FIG 9.

The lymphangiogenic activity of a B-cell growth-promoting p17 variant (NHL-a105) is supported by autophagy. (A) LN-LECs were cultured for 16 h in complete medium (normal) or under serum-starved (stressed) conditions and then cultured for 12 h in the absence or presence of 10 ng/ml of GST, p24, p17, or NHL-a105 in complete medium. (B) LN-LECs were serum starved for 16 h in the presence or absence of 3-MA (5 mM) or after nucleofection with siScramble or siBeclin-1. After starvation, LN-LECs were stimulated or not with NHL-a105 (10 ng/ml). (C) Tube formation assay of LN-LECs serum starved for 16 h in the presence or absence of CA-074Me (50 μM) or serum-starved LN-LECs after nucleofection with siScramble, siGRASP55, or siRab8a. Cells were then treated or not for 12 h with NHL-a105 (10 ng/ml). Values reported for tube formation are the means ± SDs of three independent experiments with similar results. Statistical analysis was performed by one-way ANOVA; a Bonferroni posttest was used to compare data. (D) LN-LECs were serum starved for 16 h in the presence or absence of 3-MA (5 mM) or CA-074Me (50 μM). In some experiments, LN-LECs were nucleofected with siScramble, siGRASP55, or siRab8a for 24 h and then serum starved for 16 h.
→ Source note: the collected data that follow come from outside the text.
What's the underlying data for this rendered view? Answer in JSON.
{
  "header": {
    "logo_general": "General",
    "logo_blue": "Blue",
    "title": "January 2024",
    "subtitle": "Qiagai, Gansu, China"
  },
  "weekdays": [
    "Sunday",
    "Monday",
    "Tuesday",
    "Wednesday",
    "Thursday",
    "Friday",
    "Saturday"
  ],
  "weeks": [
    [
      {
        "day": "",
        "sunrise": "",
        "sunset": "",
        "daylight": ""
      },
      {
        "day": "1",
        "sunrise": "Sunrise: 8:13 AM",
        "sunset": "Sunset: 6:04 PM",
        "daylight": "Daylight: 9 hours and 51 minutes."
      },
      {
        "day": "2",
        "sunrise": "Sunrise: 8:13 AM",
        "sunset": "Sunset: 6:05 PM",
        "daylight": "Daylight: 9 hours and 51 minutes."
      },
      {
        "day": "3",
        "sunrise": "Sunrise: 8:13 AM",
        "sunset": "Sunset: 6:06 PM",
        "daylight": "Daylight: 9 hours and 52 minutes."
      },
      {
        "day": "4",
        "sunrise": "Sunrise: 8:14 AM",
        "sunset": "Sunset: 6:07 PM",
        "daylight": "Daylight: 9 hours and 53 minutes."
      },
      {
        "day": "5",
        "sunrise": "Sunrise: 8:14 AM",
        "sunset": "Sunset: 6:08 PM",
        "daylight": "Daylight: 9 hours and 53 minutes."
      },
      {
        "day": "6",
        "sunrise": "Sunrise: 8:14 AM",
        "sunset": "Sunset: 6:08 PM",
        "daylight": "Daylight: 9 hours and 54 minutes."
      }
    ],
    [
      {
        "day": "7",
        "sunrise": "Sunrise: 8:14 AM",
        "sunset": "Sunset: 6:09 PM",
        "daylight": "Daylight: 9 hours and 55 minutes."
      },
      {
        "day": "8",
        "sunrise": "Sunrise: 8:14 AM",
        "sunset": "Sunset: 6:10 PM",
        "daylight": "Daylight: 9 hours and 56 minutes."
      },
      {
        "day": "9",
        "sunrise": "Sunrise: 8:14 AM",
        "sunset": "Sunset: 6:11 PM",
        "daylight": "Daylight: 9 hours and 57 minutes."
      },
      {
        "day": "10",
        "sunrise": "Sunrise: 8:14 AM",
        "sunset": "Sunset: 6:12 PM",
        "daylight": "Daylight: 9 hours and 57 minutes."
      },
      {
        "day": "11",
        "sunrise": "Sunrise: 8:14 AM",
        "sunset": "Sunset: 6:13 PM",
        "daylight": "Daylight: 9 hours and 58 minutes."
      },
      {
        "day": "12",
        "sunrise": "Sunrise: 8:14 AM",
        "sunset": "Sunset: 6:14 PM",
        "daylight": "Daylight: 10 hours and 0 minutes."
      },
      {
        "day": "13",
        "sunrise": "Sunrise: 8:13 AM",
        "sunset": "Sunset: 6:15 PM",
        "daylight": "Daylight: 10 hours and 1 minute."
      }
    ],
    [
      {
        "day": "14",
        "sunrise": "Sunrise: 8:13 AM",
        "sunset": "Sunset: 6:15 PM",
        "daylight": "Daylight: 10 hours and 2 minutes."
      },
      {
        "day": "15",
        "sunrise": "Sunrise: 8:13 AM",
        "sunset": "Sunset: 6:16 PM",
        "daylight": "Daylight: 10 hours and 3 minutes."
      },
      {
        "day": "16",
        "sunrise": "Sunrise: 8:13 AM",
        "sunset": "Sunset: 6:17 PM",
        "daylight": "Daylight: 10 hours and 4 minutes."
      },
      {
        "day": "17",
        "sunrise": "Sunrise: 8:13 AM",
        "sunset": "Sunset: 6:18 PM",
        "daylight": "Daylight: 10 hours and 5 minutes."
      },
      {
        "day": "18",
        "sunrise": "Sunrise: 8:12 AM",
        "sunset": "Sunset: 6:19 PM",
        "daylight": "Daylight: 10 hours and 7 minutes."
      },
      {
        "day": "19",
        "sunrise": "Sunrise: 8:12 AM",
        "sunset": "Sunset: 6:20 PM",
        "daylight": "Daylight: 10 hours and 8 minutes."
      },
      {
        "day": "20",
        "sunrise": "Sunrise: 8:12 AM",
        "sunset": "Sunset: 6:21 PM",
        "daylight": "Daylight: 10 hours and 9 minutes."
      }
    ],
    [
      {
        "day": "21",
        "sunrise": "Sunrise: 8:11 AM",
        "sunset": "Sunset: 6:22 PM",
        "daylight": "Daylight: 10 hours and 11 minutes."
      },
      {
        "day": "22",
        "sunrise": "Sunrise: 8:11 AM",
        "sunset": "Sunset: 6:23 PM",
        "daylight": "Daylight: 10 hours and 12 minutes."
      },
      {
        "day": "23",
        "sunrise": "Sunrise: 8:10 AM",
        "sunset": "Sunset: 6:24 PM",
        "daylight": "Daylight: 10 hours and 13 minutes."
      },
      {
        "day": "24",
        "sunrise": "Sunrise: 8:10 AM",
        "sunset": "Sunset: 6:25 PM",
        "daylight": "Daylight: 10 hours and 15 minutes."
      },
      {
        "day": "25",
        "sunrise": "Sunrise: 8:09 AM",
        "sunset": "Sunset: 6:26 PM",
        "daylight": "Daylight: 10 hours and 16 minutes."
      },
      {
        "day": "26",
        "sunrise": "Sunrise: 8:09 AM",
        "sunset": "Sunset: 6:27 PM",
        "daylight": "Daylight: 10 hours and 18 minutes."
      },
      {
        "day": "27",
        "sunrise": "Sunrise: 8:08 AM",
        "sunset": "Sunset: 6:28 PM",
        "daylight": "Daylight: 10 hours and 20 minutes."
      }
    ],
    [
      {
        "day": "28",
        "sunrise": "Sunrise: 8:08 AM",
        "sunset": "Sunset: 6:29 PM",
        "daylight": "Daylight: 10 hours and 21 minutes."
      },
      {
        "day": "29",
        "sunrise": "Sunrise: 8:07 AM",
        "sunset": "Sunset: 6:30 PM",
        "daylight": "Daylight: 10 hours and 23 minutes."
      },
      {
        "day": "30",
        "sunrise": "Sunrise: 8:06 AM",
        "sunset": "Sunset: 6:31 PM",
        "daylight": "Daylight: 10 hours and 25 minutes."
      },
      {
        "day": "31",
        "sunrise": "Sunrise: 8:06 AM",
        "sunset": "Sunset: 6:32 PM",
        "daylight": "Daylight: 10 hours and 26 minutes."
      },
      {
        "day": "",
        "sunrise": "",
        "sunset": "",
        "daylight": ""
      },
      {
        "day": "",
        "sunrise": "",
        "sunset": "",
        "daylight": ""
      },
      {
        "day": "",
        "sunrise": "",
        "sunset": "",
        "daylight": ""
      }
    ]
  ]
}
Then, cells were treated or not with 10 ng/ml of NHL-a105. After 6 h of stimulation, culture supernatants were collected and analyzed for the presence of ET-1 by quantitative ELISA. Bars represent the means ± SDs of triplicate samples. Statistical analysis was performed by one-way ANOVA. A Bonferroni posttest was used to compare data (**, P < 0.01; ***, P < 0.001). NT, not treated.